Back in his office, Tom tried reading. A pile of reports had grown from the top of his desk – mostly interviews his men had conducted with suspects – and he needed to make a dent in the stack before he called it a night.

His mind wasn’t on the work though. For the first time since Harold Ashton’s body had been found, the business of the Cowboy became a secondary consideration.

Estella was in his thoughts, and he found it impossible to reconcile his feelings for the girl, which more and more resembled shame. They’d shared a bed several times in the last seven months, and he’d never given it a second thought – outside of pleasant reminiscences when he was away from her. He had never once forced her either physically or by threat to be with him, and she had invariably been the one to initiate their lovemaking usually by waiting in the hall outside of his room, yet he still felt as if he’d taken advantage of the girl.

But why? he wondered.
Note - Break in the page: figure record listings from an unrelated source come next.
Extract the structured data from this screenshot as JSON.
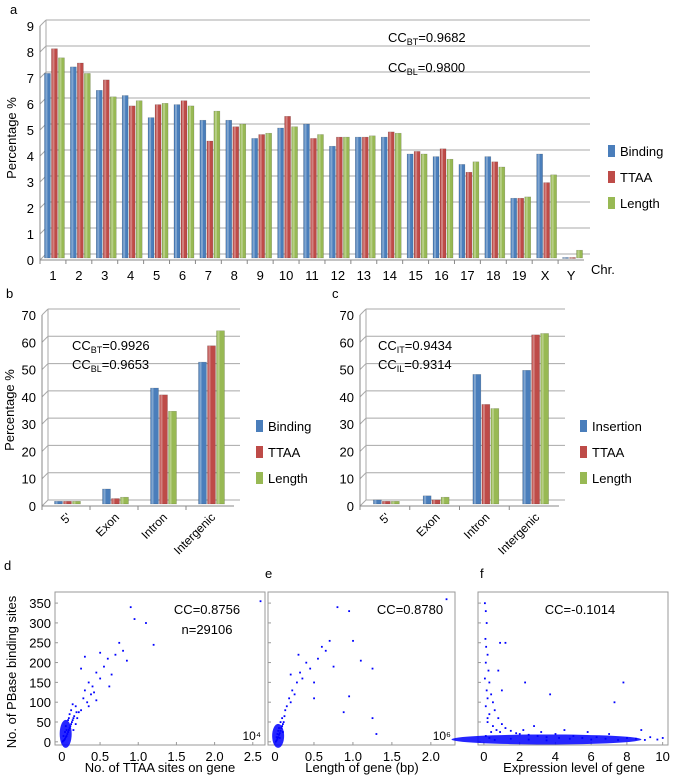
{
  "colors": {
    "binding": "#4a7ebb",
    "ttaa": "#be4b48",
    "length": "#98b954",
    "scatter": "#0000ff"
  },
  "chart_data": [
    {
      "panel": "a",
      "type": "bar",
      "ylabel": "Percentage %",
      "xlabel": "Chr.",
      "ylim": [
        0,
        9
      ],
      "yticks": [
        "0",
        "1",
        "2",
        "3",
        "4",
        "5",
        "6",
        "7",
        "8",
        "9"
      ],
      "grid": true,
      "legend_position": "right",
      "categories": [
        "1",
        "2",
        "3",
        "4",
        "5",
        "6",
        "7",
        "8",
        "9",
        "10",
        "11",
        "12",
        "13",
        "14",
        "15",
        "16",
        "17",
        "18",
        "19",
        "X",
        "Y"
      ],
      "series": [
        {
          "name": "Binding",
          "values": [
            7.1,
            7.35,
            6.45,
            6.25,
            5.4,
            5.9,
            5.3,
            5.3,
            4.6,
            5.0,
            5.15,
            4.3,
            4.65,
            4.65,
            4.0,
            3.9,
            3.6,
            3.9,
            2.3,
            4.0,
            0.02
          ]
        },
        {
          "name": "TTAA",
          "values": [
            8.05,
            7.5,
            6.85,
            5.85,
            5.9,
            6.05,
            4.5,
            5.05,
            4.75,
            5.45,
            4.6,
            4.65,
            4.65,
            4.85,
            4.1,
            4.2,
            3.3,
            3.7,
            2.3,
            2.9,
            0.02
          ]
        },
        {
          "name": "Length",
          "values": [
            7.7,
            7.1,
            6.2,
            6.05,
            5.95,
            5.85,
            5.65,
            5.15,
            4.8,
            5.05,
            4.75,
            4.65,
            4.7,
            4.8,
            4.0,
            3.8,
            3.7,
            3.5,
            2.35,
            3.2,
            0.3
          ]
        }
      ],
      "annotations": [
        {
          "prefix": "CC",
          "sub": "BT",
          "value": "=0.9682"
        },
        {
          "prefix": "CC",
          "sub": "BL",
          "value": "=0.9800"
        }
      ]
    },
    {
      "panel": "b",
      "type": "bar",
      "ylabel": "Percentage %",
      "ylim": [
        0,
        70
      ],
      "yticks": [
        "0",
        "10",
        "20",
        "30",
        "40",
        "50",
        "60",
        "70"
      ],
      "grid": true,
      "legend_position": "right",
      "categories": [
        "5'",
        "Exon",
        "Intron",
        "Intergenic"
      ],
      "series": [
        {
          "name": "Binding",
          "values": [
            1.0,
            5.5,
            42.5,
            52
          ]
        },
        {
          "name": "TTAA",
          "values": [
            1.0,
            2.0,
            40,
            58
          ]
        },
        {
          "name": "Length",
          "values": [
            1.0,
            2.5,
            34,
            63.5
          ]
        }
      ],
      "annotations": [
        {
          "prefix": "CC",
          "sub": "BT",
          "value": "=0.9926"
        },
        {
          "prefix": "CC",
          "sub": "BL",
          "value": "=0.9653"
        }
      ]
    },
    {
      "panel": "c",
      "type": "bar",
      "ylim": [
        0,
        70
      ],
      "yticks": [
        "0",
        "10",
        "20",
        "30",
        "40",
        "50",
        "60",
        "70"
      ],
      "grid": true,
      "legend_position": "right",
      "categories": [
        "5'",
        "Exon",
        "Intron",
        "Intergenic"
      ],
      "series": [
        {
          "name": "Insertion",
          "values": [
            1.5,
            3.0,
            47.5,
            49
          ]
        },
        {
          "name": "TTAA",
          "values": [
            1.0,
            1.5,
            36.5,
            62
          ]
        },
        {
          "name": "Length",
          "values": [
            1.0,
            2.5,
            35,
            62.5
          ]
        }
      ],
      "annotations": [
        {
          "prefix": "CC",
          "sub": "IT",
          "value": "=0.9434"
        },
        {
          "prefix": "CC",
          "sub": "IL",
          "value": "=0.9314"
        }
      ]
    },
    {
      "panel": "d",
      "type": "scatter",
      "ylabel": "No. of PBase binding sites",
      "xlabel": "No. of TTAA sites on gene",
      "x_multiplier": "10⁴",
      "xlim": [
        -0.09,
        2.66
      ],
      "ylim": [
        -8,
        378
      ],
      "xticks": [
        "0",
        "0.5",
        "1.0",
        "1.5",
        "2.0",
        "2.5"
      ],
      "yticks": [
        "0",
        "50",
        "100",
        "150",
        "200",
        "250",
        "300",
        "350"
      ],
      "annotations": [
        "CC=0.8756",
        "n=29106"
      ],
      "points": [
        [
          0.01,
          1
        ],
        [
          0.02,
          3
        ],
        [
          0.03,
          5
        ],
        [
          0.04,
          8
        ],
        [
          0.05,
          12
        ],
        [
          0.06,
          15
        ],
        [
          0.07,
          20
        ],
        [
          0.08,
          25
        ],
        [
          0.09,
          30
        ],
        [
          0.1,
          35
        ],
        [
          0.11,
          40
        ],
        [
          0.12,
          45
        ],
        [
          0.13,
          50
        ],
        [
          0.14,
          55
        ],
        [
          0.15,
          60
        ],
        [
          0.16,
          65
        ],
        [
          0.05,
          40
        ],
        [
          0.08,
          55
        ],
        [
          0.1,
          70
        ],
        [
          0.12,
          80
        ],
        [
          0.04,
          25
        ],
        [
          0.06,
          30
        ],
        [
          0.02,
          15
        ],
        [
          0.15,
          30
        ],
        [
          0.18,
          45
        ],
        [
          0.2,
          60
        ],
        [
          0.22,
          75
        ],
        [
          0.18,
          90
        ],
        [
          0.25,
          80
        ],
        [
          0.28,
          110
        ],
        [
          0.3,
          130
        ],
        [
          0.33,
          100
        ],
        [
          0.35,
          150
        ],
        [
          0.38,
          120
        ],
        [
          0.4,
          140
        ],
        [
          0.42,
          125
        ],
        [
          0.45,
          175
        ],
        [
          0.5,
          160
        ],
        [
          0.55,
          190
        ],
        [
          0.6,
          210
        ],
        [
          0.65,
          170
        ],
        [
          0.7,
          220
        ],
        [
          0.75,
          250
        ],
        [
          0.8,
          230
        ],
        [
          0.85,
          205
        ],
        [
          0.9,
          340
        ],
        [
          0.95,
          310
        ],
        [
          1.1,
          300
        ],
        [
          1.2,
          245
        ],
        [
          0.3,
          215
        ],
        [
          0.25,
          185
        ],
        [
          0.5,
          225
        ],
        [
          0.62,
          140
        ],
        [
          0.14,
          95
        ],
        [
          0.19,
          75
        ],
        [
          0.09,
          60
        ],
        [
          0.45,
          105
        ],
        [
          0.35,
          90
        ],
        [
          2.6,
          355
        ]
      ]
    },
    {
      "panel": "e",
      "type": "scatter",
      "xlabel": "Length of gene (bp)",
      "x_multiplier": "10⁶",
      "xlim": [
        -0.09,
        2.31
      ],
      "ylim": [
        -8,
        378
      ],
      "xticks": [
        "0",
        "0.5",
        "1.0",
        "1.5",
        "2.0"
      ],
      "yticks": [
        "0",
        "50",
        "100",
        "150",
        "200",
        "250",
        "300",
        "350"
      ],
      "annotations": [
        "CC=0.8780"
      ],
      "points": [
        [
          0.01,
          1
        ],
        [
          0.02,
          4
        ],
        [
          0.03,
          8
        ],
        [
          0.04,
          12
        ],
        [
          0.05,
          18
        ],
        [
          0.06,
          22
        ],
        [
          0.07,
          28
        ],
        [
          0.08,
          35
        ],
        [
          0.09,
          40
        ],
        [
          0.1,
          45
        ],
        [
          0.11,
          50
        ],
        [
          0.03,
          20
        ],
        [
          0.05,
          35
        ],
        [
          0.07,
          50
        ],
        [
          0.09,
          60
        ],
        [
          0.12,
          65
        ],
        [
          0.02,
          12
        ],
        [
          0.04,
          28
        ],
        [
          0.06,
          10
        ],
        [
          0.1,
          25
        ],
        [
          0.13,
          80
        ],
        [
          0.15,
          90
        ],
        [
          0.18,
          110
        ],
        [
          0.2,
          100
        ],
        [
          0.22,
          130
        ],
        [
          0.25,
          120
        ],
        [
          0.28,
          150
        ],
        [
          0.3,
          220
        ],
        [
          0.32,
          175
        ],
        [
          0.35,
          160
        ],
        [
          0.4,
          200
        ],
        [
          0.45,
          185
        ],
        [
          0.5,
          150
        ],
        [
          0.55,
          210
        ],
        [
          0.6,
          240
        ],
        [
          0.65,
          230
        ],
        [
          0.7,
          255
        ],
        [
          0.75,
          190
        ],
        [
          0.8,
          340
        ],
        [
          0.95,
          330
        ],
        [
          1.0,
          255
        ],
        [
          1.1,
          205
        ],
        [
          1.25,
          185
        ],
        [
          0.88,
          75
        ],
        [
          0.95,
          115
        ],
        [
          1.3,
          20
        ],
        [
          1.25,
          60
        ],
        [
          0.2,
          170
        ],
        [
          0.5,
          110
        ],
        [
          2.2,
          360
        ]
      ]
    },
    {
      "panel": "f",
      "type": "scatter",
      "xlabel": "Expression level of gene",
      "xlim": [
        -0.33,
        10.3
      ],
      "ylim": [
        -8,
        378
      ],
      "xticks": [
        "0",
        "2",
        "4",
        "6",
        "8",
        "10"
      ],
      "yticks": [
        "0",
        "50",
        "100",
        "150",
        "200",
        "250",
        "300",
        "350"
      ],
      "annotations": [
        "CC=-0.1014"
      ],
      "points": [
        [
          0.05,
          350
        ],
        [
          0.1,
          330
        ],
        [
          0.15,
          300
        ],
        [
          0.08,
          260
        ],
        [
          0.12,
          240
        ],
        [
          0.2,
          220
        ],
        [
          0.1,
          200
        ],
        [
          0.25,
          180
        ],
        [
          0.05,
          160
        ],
        [
          0.3,
          150
        ],
        [
          0.15,
          130
        ],
        [
          0.4,
          120
        ],
        [
          0.2,
          110
        ],
        [
          0.5,
          100
        ],
        [
          0.1,
          90
        ],
        [
          0.6,
          80
        ],
        [
          0.3,
          70
        ],
        [
          0.8,
          60
        ],
        [
          0.2,
          50
        ],
        [
          1.0,
          45
        ],
        [
          0.5,
          40
        ],
        [
          1.2,
          35
        ],
        [
          0.7,
          30
        ],
        [
          1.5,
          28
        ],
        [
          0.9,
          25
        ],
        [
          1.8,
          22
        ],
        [
          2.0,
          20
        ],
        [
          2.2,
          30
        ],
        [
          2.5,
          18
        ],
        [
          2.8,
          40
        ],
        [
          3.0,
          15
        ],
        [
          3.2,
          25
        ],
        [
          3.5,
          12
        ],
        [
          3.7,
          120
        ],
        [
          4.0,
          20
        ],
        [
          4.2,
          10
        ],
        [
          4.5,
          30
        ],
        [
          4.8,
          8
        ],
        [
          5.0,
          15
        ],
        [
          5.5,
          10
        ],
        [
          5.8,
          25
        ],
        [
          6.0,
          6
        ],
        [
          6.3,
          12
        ],
        [
          6.8,
          8
        ],
        [
          7.0,
          20
        ],
        [
          7.3,
          100
        ],
        [
          7.5,
          5
        ],
        [
          7.8,
          150
        ],
        [
          8.0,
          10
        ],
        [
          8.5,
          8
        ],
        [
          8.8,
          30
        ],
        [
          9.0,
          5
        ],
        [
          9.3,
          12
        ],
        [
          9.7,
          6
        ],
        [
          10.0,
          10
        ],
        [
          0.9,
          250
        ],
        [
          1.2,
          250
        ],
        [
          0.8,
          180
        ],
        [
          2.3,
          150
        ],
        [
          1.0,
          130
        ],
        [
          0.3,
          10
        ],
        [
          0.6,
          5
        ],
        [
          1.5,
          8
        ],
        [
          2.5,
          6
        ],
        [
          3.5,
          4
        ],
        [
          0.1,
          15
        ],
        [
          0.4,
          25
        ],
        [
          0.2,
          60
        ]
      ]
    }
  ]
}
What had changed?

He still thought of Estella as a wonderful girl, more so now that she had picked up a bit of the language, and he enjoyed hearing her voice in the house, glad that she no longer remained a mute spirit, flitting through the rooms. It made no sense that he should find her age inappropriate now, yet he did.

The certainty that he had done something wrong gnawed at him, and he chewed back, grinding his thoughts to mush, hoping an answer would appear in the gruel. He eventually decided it had to be the business with the Cowboy. The crimes and his inability to protect those young boys must have been getting to him. He didn’t know how that might be, but it was an explanation he could accept even in its imprecision.

 

 

Twenty-Two: Tim Randall

 

Anticipation built in me throughout the day. Bum left early so he could get home to his chores, and I promised to call him later, though I had no intention of doing so. When I said goodbye, it felt like a real goodbye – one that genuinely ended an association. The minutes dragged. I found myself in a constant state of motion, going to the living-room window to observe the German’s house; going to my room to pick up a comic book only to drop it after the first page failed to tame my wild thoughts; going to the kitchen and finding nothing appealed to my appetite; flipping through the radio dial, finding nothing important enough, funny enough, or exciting enough to keep my attention; and then back to the window to keep an eye on my neighbor, hoping with all my heart he stayed home so our operation wouldn’t be postponed. I didn’t know Hugo’s plan, and that made the waiting all the harder. Speculation created myriad possibilities, and my mind fired like a machine gun barrage. I pictured the filthy German sitting on his couch with his hands tied in his lap and a hangdog expression on his scarred face as we presented him with irrefutable evidence of his guilt; I saw the man sobbing and begging for understanding, trying to bribe us so we didn’t turn him in; I imagined the sheriff shaking my hand and congratulating me for my part in the deviant killer’s capture. Childish thoughts woven from a thousand threads of radio-drama plot, where the hero was never in any genuine danger and always saved the day.